Peter Zumthor was born on April 26, 1943, the son of a cabinet maker, Oscar Zumthor, in Basel, Switzerland. He trained as a cabinet maker from 1958 to 1962. From 1963-67, he studied at the Kunstgewerbeschule, Vorkurs and Fachklasse with further studies in design at Pratt Institute in New York.
In 1967, he was employed by the Canton of Graubünden (Switzerland) in the Department for the Preservation of Monuments working as a building and planning consultant and architectural analyst of historical villages, in addition to realizing some restorations. He established his own practice in 1979 in Haldenstein, Switzerland where he still works with a small staff of fifteen.
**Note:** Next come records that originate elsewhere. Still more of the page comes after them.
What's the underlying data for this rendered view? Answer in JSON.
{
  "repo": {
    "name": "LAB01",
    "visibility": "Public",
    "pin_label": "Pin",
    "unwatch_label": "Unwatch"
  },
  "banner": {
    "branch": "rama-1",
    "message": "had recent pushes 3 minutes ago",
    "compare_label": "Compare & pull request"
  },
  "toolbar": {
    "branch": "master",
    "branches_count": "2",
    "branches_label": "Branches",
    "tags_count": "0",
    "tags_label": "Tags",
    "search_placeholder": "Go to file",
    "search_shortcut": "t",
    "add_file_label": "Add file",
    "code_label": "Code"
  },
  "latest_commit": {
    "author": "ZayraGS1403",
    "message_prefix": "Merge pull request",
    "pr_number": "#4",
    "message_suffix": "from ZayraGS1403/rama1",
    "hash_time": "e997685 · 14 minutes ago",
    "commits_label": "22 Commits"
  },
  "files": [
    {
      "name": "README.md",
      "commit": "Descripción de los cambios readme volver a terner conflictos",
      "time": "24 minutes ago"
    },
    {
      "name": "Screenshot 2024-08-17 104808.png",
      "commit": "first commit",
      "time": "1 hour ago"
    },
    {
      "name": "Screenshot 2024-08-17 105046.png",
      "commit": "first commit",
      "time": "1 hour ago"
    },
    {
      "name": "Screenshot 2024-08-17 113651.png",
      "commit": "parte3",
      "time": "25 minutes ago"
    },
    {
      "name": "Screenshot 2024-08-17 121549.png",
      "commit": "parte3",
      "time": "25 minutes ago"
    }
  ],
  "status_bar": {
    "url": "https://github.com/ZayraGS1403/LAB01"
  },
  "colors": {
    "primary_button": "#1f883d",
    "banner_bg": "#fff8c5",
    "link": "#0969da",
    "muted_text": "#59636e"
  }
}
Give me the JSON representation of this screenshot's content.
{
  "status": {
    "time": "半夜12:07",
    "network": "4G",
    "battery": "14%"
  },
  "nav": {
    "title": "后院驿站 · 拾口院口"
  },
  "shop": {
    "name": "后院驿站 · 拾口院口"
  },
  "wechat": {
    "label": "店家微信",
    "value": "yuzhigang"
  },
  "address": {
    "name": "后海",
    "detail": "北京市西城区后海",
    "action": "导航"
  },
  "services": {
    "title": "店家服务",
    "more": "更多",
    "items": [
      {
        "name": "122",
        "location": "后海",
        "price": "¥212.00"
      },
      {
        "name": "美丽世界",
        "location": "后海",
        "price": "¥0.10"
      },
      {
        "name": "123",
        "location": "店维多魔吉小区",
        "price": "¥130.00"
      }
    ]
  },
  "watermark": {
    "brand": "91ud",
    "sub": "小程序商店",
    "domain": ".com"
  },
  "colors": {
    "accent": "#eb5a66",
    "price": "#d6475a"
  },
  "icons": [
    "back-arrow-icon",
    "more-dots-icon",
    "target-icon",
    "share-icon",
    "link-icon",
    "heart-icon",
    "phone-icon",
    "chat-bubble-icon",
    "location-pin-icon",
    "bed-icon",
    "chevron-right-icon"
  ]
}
In the book titled Thinking Architecture, first published by Birkhauser in 1998, Zumthor set down in his own words a philosophy of architecture. One sample of his thoughts is as follows: “I believe that architecture today needs to reflect on the tasks and possibilities which are inherently its own. Architecture is not a vehicle or a symbol for things that do not belong to its essence. In a society that celebrates the inessential, architecture can put up a resistance, counteract the waste of forms and meanings, and speak its own language. I believe that the language of architecture is not a question of a specific style. Every building is built for a specific use in a specific place and for a specific society. My buildings try to answer the questions that emerge from these simple facts as precisely and critically as they can.”